While we have found a solution that most nonprofits are comfortable with due to name brand recognition we have run into more problems.

  1. At first Wordpress seems to be the easiest solution, but the costs of maintaining a Wordpress site can quickly stack up. There are a lot of plugins that make it easy to implement a solution, but Wordpress is notorious for having plugins break due to incompatibility. It is then the job of the site maintainer, in this case the nonprofit founder, to update those plugins and make them compatible again. If the plugin incompatibility isn’t noticed for awhile the website may be broken for an extended period of time. This cost isn’t necessarily financial, but it does cost the nonprofit their time. If they decide to pay for developer support it will cost them money. There are a number of costs that also come along with plugins as all are not free.
  2. The developer bootcamp graduates of Flatiron and numerous other technology bootcamps don’t come out with PHP experience, and don’t have the desire to learn it.
  3. The UX/UI bootcamp graduates don’t know how to translate their designs to Wordpress and feel like site builders like Wix are too simple.

Once again we have to iterate on our solutions model keeping in mind our original vision of helping both parties involved. What we know is that we need to have an easily maintainable cms and ecommerce website which has the ability to be visually edited by the client, and can have plugin-like features developed in Javascript and React. Once the website is handed off there should not be any need for the client to worry about their webpage breaking due to incompatibility, and they can update the content and/or the design without the help of a developer.

We have arrived at Webflow

Webflow addresses each of the problems we defined above. UX/UI is able to design inside of Figma and pass off those designs to a developer who is able to use a drag and drop interface/ custom CSS to build out the visual nature of the page. Developers can build out solutions, using Javascript and React, not already provided by Webflow, and deploy to AWS S3 and then import via scripts into Webflow. Nonprofits have the ability to edit the webpage two ways. They can use the editor to update copy, images, and general aesthetics, or they can use the designer to go in and use the same interface the developer used to build the webpage.

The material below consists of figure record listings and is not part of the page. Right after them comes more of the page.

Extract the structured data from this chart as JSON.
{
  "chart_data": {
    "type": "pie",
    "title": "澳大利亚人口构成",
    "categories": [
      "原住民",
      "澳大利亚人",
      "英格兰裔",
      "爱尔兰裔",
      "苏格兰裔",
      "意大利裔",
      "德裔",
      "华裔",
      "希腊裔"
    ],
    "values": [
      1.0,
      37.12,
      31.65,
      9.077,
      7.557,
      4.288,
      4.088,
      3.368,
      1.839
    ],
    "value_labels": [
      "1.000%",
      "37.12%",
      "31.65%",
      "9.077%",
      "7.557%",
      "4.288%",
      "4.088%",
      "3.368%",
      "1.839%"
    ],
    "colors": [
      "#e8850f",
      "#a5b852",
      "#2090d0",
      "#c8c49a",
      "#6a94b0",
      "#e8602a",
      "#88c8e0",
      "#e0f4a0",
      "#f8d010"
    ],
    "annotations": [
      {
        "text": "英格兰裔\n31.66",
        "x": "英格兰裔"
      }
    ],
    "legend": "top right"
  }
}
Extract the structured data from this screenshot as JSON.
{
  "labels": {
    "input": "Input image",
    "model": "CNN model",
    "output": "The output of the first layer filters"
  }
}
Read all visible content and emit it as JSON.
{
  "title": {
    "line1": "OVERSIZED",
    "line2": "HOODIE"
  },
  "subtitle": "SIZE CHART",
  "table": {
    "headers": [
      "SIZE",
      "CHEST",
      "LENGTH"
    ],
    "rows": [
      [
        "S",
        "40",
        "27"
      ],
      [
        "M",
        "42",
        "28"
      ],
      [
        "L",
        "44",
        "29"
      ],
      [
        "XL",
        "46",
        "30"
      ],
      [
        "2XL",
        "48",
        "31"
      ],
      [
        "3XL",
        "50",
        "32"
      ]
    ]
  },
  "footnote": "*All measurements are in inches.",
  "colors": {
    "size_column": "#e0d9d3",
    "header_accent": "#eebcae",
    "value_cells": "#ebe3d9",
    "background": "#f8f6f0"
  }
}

It isn’t perfect - What now?

Ultimately this isn’t a perfect solution. We can still improve on the process by building out our own website builder using open source tools like GrapeJS. We also need to figure out a sustainable solution to scale nonprofits web presence without involving huge costs. How do we get a custom dynamic page hosted with only the cost of the domain? Some solutions may be a mix of Netlify and Firebase. How do we bring the cost of accepting donations down? Ultimately in my mind this could be a lifelong pursuit of building out a framework like Spree or Solideous that allow the speed of making these decisions a lot faster.

We also haven’t addressed the ideas of making it easier for developers to learn to work together yet. Is there a way to TDD a merge request, and teach best practices for working together? How do we get mentors, and leads who will give their time to do good? Is this the best tool to teach teamwork in the first place? I imagine having students work on known project solutions that are mostly built out and just a plugin needs to be added might be a good direction to start with.

There are so many questions, but what is great about trying to be agile is that we can move forward with our current solution since it is the best one we have, and at the same time we can continue to research if this is actually the best solution.

Hopefully this gave you value

As a new developer we have the ability to change the world. Remember you can scope down that idealistic goal and make bitsized changes to how things are done. Come join us at BitSized Good to take advantage of the research we have already done, or go your own way and help a local nonprofit. I highly recommend that you start with a small goal and learn from your experience.